Leaders in Irondequoit have presented a plan to replace two outdated libraries in that town with a brand new one.
In Irondequoit, the library is a busy place.
"We have about a half million visitors a year between the two branches combined,” said Terry Buford, library director.
But many who use Irondequoit's two library branches say there's barely enough room.
"We need more space,” Buford said.
Ten years ago, Irondequoit began looking into building a new library. Focus groups were formed.
"The overriding thing was their pride in having a good library.

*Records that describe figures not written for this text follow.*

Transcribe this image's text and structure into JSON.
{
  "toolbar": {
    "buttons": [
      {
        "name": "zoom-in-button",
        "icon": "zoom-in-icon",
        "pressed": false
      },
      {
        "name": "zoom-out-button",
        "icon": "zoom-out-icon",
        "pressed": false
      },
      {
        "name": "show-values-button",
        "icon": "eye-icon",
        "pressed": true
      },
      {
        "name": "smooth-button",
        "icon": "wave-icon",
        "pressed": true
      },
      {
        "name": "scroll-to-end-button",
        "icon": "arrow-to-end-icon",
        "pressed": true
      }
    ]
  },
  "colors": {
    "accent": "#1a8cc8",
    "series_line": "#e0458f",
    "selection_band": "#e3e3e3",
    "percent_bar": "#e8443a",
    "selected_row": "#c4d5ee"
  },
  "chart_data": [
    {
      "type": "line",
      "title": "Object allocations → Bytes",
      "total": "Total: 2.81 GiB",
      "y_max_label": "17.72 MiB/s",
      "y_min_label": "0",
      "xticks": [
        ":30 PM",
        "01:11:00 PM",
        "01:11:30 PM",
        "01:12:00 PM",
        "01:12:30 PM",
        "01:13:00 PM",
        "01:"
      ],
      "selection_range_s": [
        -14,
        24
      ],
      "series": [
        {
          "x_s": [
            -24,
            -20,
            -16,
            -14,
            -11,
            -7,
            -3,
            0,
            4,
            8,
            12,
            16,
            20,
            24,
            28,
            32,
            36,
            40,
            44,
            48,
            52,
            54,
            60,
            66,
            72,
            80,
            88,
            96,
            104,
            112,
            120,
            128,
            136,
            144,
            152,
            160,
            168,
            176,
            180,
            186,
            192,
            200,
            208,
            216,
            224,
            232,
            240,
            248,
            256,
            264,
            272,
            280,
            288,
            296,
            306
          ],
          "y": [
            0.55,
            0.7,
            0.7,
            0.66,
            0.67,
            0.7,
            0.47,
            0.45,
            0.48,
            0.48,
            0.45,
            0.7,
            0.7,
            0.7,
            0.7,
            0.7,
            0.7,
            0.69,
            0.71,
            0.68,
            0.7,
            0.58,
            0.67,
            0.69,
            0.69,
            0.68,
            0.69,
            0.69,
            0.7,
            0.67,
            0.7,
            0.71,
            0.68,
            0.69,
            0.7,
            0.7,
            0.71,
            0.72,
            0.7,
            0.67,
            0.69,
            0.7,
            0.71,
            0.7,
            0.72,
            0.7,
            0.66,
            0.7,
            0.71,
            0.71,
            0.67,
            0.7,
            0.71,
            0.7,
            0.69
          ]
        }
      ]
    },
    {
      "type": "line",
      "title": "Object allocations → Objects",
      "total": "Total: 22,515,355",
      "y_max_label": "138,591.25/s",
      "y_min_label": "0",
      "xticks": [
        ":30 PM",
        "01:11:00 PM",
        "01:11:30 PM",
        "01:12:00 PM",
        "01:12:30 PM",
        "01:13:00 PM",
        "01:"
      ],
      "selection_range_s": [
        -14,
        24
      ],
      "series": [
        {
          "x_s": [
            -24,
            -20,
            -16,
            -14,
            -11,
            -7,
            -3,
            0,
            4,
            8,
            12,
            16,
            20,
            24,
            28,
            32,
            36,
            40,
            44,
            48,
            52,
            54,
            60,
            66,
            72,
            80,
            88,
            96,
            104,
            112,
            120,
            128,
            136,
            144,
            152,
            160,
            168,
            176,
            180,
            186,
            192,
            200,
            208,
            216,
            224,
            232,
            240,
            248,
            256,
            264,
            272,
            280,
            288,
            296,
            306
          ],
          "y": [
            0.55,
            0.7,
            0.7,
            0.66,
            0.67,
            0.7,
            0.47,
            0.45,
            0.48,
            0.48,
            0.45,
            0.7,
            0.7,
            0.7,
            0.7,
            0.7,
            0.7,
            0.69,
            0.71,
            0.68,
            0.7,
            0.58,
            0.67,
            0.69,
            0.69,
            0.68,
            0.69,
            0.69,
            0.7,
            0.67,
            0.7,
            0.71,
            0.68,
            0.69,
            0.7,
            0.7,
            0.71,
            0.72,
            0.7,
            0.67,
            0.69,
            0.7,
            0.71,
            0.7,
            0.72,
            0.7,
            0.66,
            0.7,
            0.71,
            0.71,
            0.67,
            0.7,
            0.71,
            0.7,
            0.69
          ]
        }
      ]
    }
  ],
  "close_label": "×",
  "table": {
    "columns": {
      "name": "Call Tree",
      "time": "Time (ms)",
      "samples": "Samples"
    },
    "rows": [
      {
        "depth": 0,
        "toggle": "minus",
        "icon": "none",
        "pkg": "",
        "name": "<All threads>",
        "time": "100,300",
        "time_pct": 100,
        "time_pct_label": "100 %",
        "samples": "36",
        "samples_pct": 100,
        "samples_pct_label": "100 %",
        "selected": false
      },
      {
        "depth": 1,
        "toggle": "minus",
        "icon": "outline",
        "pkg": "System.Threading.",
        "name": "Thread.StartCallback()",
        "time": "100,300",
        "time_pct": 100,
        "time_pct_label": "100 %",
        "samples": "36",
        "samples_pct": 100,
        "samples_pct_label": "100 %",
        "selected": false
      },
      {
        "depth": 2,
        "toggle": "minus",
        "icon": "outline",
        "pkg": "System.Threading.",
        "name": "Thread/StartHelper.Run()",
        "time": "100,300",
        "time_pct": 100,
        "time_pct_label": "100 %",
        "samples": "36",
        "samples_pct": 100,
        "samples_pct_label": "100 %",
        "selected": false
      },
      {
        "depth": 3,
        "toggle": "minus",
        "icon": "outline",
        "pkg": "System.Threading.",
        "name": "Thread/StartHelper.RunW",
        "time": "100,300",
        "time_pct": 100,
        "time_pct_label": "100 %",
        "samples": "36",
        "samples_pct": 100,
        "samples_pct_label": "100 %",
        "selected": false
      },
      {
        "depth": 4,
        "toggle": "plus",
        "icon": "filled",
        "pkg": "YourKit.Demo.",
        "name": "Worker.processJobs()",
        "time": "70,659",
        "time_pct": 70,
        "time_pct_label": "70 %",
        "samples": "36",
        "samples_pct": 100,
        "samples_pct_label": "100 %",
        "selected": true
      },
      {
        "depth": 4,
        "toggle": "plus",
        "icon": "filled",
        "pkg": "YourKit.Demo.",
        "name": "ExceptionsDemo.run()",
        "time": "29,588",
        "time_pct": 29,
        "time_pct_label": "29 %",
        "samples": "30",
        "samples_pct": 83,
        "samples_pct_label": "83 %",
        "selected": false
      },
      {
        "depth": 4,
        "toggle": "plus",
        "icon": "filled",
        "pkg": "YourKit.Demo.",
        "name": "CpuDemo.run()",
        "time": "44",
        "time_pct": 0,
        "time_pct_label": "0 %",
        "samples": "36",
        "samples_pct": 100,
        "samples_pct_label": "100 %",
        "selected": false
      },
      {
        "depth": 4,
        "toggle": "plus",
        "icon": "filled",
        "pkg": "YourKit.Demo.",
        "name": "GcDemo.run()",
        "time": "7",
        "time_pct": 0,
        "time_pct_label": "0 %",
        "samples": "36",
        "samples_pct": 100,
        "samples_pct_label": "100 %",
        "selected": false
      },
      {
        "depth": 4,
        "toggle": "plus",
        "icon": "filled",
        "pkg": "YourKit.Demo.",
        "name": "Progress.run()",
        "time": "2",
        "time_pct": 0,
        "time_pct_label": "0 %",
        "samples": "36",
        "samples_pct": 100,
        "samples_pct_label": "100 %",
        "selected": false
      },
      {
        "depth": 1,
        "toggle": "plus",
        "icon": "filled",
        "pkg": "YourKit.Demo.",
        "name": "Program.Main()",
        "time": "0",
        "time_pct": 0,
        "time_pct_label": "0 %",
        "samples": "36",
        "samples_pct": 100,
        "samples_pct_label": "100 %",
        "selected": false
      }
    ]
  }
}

Their relationship with the library,” Buford said.
Buford says space has limited what can be offered to the community; things like programs for kids and teens.
"Everybody should be able to come to the library, do what they want to do, participate in activities without annoying all the other people around them."

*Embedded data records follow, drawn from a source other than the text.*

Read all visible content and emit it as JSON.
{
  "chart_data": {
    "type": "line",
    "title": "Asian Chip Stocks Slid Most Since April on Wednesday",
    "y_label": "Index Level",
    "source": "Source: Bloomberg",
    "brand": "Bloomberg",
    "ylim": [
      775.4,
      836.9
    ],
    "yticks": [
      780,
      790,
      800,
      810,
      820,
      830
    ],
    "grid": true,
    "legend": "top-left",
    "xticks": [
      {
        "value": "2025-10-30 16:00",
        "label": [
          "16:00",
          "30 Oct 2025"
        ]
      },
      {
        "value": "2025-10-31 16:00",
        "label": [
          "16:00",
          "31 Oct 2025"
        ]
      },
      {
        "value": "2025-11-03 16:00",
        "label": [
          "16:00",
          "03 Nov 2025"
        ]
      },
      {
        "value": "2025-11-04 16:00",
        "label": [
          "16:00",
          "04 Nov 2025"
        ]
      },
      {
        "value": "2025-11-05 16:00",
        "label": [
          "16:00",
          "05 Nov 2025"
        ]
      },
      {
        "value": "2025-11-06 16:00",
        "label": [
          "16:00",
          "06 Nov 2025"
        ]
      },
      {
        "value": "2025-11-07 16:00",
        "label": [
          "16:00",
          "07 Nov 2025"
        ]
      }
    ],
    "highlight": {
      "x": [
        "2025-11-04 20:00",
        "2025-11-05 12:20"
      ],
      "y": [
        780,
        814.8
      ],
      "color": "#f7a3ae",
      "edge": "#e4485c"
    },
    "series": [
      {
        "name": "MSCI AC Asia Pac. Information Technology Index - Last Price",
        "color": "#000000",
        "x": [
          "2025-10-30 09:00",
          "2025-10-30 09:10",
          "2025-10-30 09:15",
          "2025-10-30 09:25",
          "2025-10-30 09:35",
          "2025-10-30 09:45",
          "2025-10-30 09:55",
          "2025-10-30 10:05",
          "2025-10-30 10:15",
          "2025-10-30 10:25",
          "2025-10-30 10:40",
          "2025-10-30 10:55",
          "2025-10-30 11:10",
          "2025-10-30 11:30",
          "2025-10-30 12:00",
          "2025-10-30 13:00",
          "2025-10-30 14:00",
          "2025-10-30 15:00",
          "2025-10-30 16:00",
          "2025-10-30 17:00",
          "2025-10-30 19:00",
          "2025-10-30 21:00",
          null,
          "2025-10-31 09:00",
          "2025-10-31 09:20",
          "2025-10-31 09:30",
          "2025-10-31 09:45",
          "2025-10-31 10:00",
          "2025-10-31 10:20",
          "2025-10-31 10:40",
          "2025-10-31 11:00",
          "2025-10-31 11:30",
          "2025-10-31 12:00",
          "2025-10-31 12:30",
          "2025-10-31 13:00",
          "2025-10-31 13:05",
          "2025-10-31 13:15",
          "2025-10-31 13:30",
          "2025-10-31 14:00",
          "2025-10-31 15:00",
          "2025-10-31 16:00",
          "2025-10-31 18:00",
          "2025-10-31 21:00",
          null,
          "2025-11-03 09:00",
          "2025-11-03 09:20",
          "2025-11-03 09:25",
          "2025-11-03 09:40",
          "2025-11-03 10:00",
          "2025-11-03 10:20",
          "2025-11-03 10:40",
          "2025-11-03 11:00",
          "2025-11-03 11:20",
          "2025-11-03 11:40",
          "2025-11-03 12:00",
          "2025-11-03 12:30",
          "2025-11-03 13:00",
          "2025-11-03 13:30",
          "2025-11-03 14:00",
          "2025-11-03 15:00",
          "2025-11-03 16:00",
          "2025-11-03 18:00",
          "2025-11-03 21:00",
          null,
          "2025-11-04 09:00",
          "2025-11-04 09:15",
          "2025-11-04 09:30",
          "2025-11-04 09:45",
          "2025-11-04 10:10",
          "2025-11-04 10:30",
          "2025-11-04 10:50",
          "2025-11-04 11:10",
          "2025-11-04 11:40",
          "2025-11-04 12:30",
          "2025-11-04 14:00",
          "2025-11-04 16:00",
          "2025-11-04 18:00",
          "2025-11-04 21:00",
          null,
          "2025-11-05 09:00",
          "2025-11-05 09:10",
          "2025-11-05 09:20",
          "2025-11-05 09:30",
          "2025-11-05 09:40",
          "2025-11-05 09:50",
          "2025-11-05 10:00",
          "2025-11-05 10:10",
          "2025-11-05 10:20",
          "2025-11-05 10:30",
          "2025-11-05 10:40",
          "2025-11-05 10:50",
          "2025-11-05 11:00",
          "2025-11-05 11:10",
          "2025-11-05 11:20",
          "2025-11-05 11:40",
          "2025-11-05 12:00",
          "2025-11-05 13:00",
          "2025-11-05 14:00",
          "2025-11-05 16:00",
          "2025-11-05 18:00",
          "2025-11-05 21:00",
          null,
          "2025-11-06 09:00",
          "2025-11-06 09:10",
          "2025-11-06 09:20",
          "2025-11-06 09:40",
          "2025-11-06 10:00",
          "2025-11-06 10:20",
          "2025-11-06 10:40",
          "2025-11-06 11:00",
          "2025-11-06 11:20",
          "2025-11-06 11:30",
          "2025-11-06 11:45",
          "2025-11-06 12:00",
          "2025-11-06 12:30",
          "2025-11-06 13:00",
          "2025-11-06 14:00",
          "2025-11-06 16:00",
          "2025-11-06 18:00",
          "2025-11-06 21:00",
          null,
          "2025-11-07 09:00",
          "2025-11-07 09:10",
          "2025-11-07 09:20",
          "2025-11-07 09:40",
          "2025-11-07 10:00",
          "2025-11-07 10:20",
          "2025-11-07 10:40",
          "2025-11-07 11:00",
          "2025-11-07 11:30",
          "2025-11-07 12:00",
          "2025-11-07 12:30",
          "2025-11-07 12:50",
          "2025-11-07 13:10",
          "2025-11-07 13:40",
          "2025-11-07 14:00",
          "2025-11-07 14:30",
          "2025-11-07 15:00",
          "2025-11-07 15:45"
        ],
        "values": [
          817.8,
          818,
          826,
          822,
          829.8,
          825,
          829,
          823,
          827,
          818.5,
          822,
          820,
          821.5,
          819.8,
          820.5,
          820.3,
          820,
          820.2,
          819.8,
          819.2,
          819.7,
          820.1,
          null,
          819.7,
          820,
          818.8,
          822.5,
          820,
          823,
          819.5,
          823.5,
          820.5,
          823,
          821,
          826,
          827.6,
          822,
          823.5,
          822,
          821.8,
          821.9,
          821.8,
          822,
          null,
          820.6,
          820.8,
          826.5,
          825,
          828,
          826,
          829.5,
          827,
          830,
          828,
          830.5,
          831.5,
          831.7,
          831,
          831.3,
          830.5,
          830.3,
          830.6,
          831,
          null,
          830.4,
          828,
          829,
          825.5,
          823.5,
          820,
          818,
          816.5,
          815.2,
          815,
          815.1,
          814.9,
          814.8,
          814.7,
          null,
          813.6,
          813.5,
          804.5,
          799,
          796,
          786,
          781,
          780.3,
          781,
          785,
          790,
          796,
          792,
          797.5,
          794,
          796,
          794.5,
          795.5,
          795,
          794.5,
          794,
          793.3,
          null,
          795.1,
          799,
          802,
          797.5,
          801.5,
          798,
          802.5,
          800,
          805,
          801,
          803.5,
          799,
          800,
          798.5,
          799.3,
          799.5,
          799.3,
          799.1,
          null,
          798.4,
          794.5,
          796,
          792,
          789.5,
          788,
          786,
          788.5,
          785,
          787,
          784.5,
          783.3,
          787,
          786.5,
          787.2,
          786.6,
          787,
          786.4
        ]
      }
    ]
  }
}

Irondequoit leaders think they've found a solution.
They're proposing a new, 60,000 square foot central library, to be build just east of the Irondequoit Town Hall, on land visible just out the window from where they made their announcement Tuesday. The new library would cost just over $12 million.

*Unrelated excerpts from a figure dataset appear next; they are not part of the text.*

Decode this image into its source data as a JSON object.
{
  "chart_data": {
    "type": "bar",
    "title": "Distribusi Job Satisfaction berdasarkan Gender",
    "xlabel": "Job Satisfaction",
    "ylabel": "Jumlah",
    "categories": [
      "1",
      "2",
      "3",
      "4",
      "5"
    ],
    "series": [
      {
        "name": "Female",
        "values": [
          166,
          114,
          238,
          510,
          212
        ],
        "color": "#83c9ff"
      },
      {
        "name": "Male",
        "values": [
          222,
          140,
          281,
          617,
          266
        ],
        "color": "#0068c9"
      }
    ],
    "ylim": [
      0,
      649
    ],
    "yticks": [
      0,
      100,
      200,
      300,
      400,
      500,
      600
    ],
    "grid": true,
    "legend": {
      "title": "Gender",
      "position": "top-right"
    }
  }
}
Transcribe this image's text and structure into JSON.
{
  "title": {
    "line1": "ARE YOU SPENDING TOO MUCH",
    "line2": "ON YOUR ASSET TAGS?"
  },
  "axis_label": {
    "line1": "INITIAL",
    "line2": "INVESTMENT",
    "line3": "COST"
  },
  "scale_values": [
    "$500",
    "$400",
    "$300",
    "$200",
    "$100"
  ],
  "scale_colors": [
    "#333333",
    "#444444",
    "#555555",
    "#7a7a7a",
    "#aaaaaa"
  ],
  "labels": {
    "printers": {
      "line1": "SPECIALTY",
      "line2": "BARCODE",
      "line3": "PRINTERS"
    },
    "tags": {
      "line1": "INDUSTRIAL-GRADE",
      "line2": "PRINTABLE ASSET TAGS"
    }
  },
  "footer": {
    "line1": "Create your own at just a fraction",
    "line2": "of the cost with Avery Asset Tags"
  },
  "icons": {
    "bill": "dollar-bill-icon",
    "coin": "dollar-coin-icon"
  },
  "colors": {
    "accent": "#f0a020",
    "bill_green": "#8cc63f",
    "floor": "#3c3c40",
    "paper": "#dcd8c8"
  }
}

"We know we need to more and we need to stop planning and start doing something so we can not only meet state guidelines but exceed them, and meet the needs of our community," said Stephanie Squicciarini, library board president.
"I'm very impressed with the presentation and I'm thrilled to pieces,” said Diane Stark, Friends of Irondequoit Library.
Library supporters envision a place dedicated to kids and teens, plus quiet spaces to study, and larger rooms for community meetings and events.
“Space is a really, really big thing, and we cannot add on to these buildings. We have horrendous parking. There's just no room,” Stark said.
Town leaders say there will be plenty of opportunity for residents to learn more about plans for the new library. Several public hearings are expected to be held. And whether the library even happens is up to people who live here. A referendum will be scheduled for sometime in the spring.
"We will be extremely open, we will have as much information as we are able to garner and we will make sure it is the residents who will decide to build what we believe will be the best Irondequoit can offer its residents," said Mary Joyce D’Aurizio, town supervisor.
Library supporters know there are no guarantees. Money will need to be raised. They say it's a worthwhile project. They hope a majority of Irondequoit residents agree.
"Make up your own mind about whether this is a worthwhile project or not. That's all we can ask,” Buford said.